Under the aegis of IQAC, the department of Life Sciences & Allied Health sciences, organized an awareness campaign to educating the public especially children under age of 12 years about the signs and symptoms of rabies, and how to avoid contact with infected animals.
A group of 36 BSc MLS 5th semester students under the guidance of two faculty members Dr Chetna Sharma and Ms Sonia participated in this awareness drive.
Students in grades 5-8 at Govt. Senior Secondary School, Arihana KalaN, were taught about rabies, its transmission, symptoms, and preventive measures.
The students were taught using oral presentations, charts, posters, and discussions.
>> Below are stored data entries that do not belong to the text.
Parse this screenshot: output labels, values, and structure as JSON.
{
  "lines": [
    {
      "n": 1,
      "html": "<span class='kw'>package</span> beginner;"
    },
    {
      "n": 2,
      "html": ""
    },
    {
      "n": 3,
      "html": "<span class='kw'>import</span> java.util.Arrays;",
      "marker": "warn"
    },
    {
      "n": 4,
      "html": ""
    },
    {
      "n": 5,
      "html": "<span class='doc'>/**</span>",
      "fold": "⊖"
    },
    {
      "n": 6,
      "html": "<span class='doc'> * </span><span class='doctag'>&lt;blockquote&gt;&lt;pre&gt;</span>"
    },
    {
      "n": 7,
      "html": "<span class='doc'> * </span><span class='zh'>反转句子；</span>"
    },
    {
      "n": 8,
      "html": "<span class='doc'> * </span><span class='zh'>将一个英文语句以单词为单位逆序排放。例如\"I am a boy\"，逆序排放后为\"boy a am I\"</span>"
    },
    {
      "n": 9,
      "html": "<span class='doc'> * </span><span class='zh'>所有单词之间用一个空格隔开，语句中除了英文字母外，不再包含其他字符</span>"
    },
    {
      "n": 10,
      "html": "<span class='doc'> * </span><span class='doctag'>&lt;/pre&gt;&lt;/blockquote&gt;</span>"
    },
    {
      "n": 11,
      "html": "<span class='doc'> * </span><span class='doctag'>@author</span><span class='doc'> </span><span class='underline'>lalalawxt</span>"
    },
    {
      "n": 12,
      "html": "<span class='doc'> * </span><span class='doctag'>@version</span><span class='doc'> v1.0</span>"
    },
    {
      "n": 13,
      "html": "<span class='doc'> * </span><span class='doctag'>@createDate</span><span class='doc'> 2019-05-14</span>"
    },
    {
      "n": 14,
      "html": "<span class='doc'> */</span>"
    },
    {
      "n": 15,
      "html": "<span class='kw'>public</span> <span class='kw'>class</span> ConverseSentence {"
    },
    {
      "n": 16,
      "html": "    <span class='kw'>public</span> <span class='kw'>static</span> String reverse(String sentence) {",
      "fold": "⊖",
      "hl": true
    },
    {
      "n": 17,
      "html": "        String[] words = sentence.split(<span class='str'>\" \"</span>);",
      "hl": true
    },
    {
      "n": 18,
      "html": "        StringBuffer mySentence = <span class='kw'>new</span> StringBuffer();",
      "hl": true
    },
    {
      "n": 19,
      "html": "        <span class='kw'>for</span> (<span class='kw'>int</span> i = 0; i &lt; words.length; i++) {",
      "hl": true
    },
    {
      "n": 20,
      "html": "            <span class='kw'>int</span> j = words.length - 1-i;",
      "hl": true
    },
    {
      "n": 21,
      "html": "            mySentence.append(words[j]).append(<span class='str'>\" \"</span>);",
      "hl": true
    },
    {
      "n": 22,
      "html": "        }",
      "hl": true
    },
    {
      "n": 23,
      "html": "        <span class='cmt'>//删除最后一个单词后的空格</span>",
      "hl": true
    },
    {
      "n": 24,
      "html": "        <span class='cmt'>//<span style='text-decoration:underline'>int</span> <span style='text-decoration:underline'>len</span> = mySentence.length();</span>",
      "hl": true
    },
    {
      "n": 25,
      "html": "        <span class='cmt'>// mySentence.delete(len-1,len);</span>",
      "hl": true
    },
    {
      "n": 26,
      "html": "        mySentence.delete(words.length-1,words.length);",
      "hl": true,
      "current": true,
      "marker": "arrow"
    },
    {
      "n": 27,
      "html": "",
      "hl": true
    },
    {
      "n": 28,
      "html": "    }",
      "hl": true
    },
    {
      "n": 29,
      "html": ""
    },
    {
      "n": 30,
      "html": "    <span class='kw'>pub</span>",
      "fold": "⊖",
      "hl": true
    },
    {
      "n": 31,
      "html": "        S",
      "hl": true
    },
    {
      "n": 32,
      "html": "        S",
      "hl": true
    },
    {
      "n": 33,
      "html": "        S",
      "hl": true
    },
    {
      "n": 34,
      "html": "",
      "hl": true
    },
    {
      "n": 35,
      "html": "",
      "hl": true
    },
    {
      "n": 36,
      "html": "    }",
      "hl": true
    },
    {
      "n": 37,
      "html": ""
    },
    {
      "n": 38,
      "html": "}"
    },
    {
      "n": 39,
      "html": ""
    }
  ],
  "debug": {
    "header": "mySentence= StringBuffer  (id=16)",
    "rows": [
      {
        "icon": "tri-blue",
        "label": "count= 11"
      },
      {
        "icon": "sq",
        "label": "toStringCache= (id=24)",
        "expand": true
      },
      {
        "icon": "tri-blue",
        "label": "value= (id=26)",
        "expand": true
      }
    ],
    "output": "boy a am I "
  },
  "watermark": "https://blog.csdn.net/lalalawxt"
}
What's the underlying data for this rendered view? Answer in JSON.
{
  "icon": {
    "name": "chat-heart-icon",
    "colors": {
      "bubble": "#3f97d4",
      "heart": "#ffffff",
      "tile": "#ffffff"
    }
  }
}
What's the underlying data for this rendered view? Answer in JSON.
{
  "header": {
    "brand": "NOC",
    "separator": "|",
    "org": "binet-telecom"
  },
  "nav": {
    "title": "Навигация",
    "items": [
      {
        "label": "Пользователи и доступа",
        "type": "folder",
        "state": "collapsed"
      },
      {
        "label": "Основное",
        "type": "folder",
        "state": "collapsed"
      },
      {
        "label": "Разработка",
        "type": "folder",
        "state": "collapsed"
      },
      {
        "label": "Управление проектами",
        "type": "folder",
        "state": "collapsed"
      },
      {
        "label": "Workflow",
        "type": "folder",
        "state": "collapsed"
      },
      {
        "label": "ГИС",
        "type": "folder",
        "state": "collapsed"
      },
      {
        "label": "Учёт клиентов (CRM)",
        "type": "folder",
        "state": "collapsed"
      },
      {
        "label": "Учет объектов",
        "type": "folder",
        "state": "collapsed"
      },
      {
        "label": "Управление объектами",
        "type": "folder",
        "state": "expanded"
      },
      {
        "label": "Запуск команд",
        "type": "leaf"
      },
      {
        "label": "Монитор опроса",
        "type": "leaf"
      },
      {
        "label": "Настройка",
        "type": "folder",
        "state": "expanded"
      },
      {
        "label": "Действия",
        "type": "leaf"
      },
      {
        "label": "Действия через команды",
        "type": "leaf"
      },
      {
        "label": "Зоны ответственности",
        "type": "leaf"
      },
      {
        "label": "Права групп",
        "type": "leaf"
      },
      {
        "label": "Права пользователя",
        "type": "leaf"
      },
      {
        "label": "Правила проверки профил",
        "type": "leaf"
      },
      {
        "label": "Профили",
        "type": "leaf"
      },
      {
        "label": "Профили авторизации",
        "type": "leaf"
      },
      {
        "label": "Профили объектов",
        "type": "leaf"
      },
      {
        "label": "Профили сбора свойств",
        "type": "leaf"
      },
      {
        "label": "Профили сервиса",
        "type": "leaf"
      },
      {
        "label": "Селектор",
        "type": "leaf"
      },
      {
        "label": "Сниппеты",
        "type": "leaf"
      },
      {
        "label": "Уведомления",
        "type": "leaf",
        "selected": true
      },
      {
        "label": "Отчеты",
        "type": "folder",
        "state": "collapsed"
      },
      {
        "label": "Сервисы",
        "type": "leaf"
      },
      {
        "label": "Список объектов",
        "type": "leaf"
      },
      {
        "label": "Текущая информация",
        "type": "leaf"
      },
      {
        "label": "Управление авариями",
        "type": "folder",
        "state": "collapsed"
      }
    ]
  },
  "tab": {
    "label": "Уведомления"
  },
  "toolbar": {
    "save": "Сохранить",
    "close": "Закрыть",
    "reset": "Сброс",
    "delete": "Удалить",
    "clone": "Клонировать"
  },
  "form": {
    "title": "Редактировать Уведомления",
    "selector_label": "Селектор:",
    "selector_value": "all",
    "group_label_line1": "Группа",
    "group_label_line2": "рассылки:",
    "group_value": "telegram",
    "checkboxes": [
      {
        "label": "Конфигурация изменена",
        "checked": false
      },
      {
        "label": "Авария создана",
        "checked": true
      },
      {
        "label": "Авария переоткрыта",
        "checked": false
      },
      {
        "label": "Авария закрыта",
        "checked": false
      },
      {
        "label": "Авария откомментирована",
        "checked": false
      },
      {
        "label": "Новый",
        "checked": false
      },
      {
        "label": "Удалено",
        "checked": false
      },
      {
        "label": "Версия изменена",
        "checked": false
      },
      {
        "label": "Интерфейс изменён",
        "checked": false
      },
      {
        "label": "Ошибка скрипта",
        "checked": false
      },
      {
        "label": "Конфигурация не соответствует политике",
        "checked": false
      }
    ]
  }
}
They were also shown video clips and news reports of rabid animal attacks.
Children being easy targets for the Rabid dogs were also taught how to recognize rabid animals, particularly dogs, and how to avoid dog attacks.
They were also informed that immediate wound cleansing and immunization within a few hours after contact with a suspect rabid animal can prevent the onset of rabies and death.
They were also provided information about the nearby vaccination centers and vaccination schedules.
The desired information was disseminated to school students in two sessions, each lasting about one hour.
Throughout the sessions, both the university and school students were enthusiastic about explaining and listening to the necessary information.
The Principal Sir and his teaching staff were very cooperative and helped us conduct the awareness drive. They also appreciated the efforts put in by all the students’ along with their teachers to make this event successful.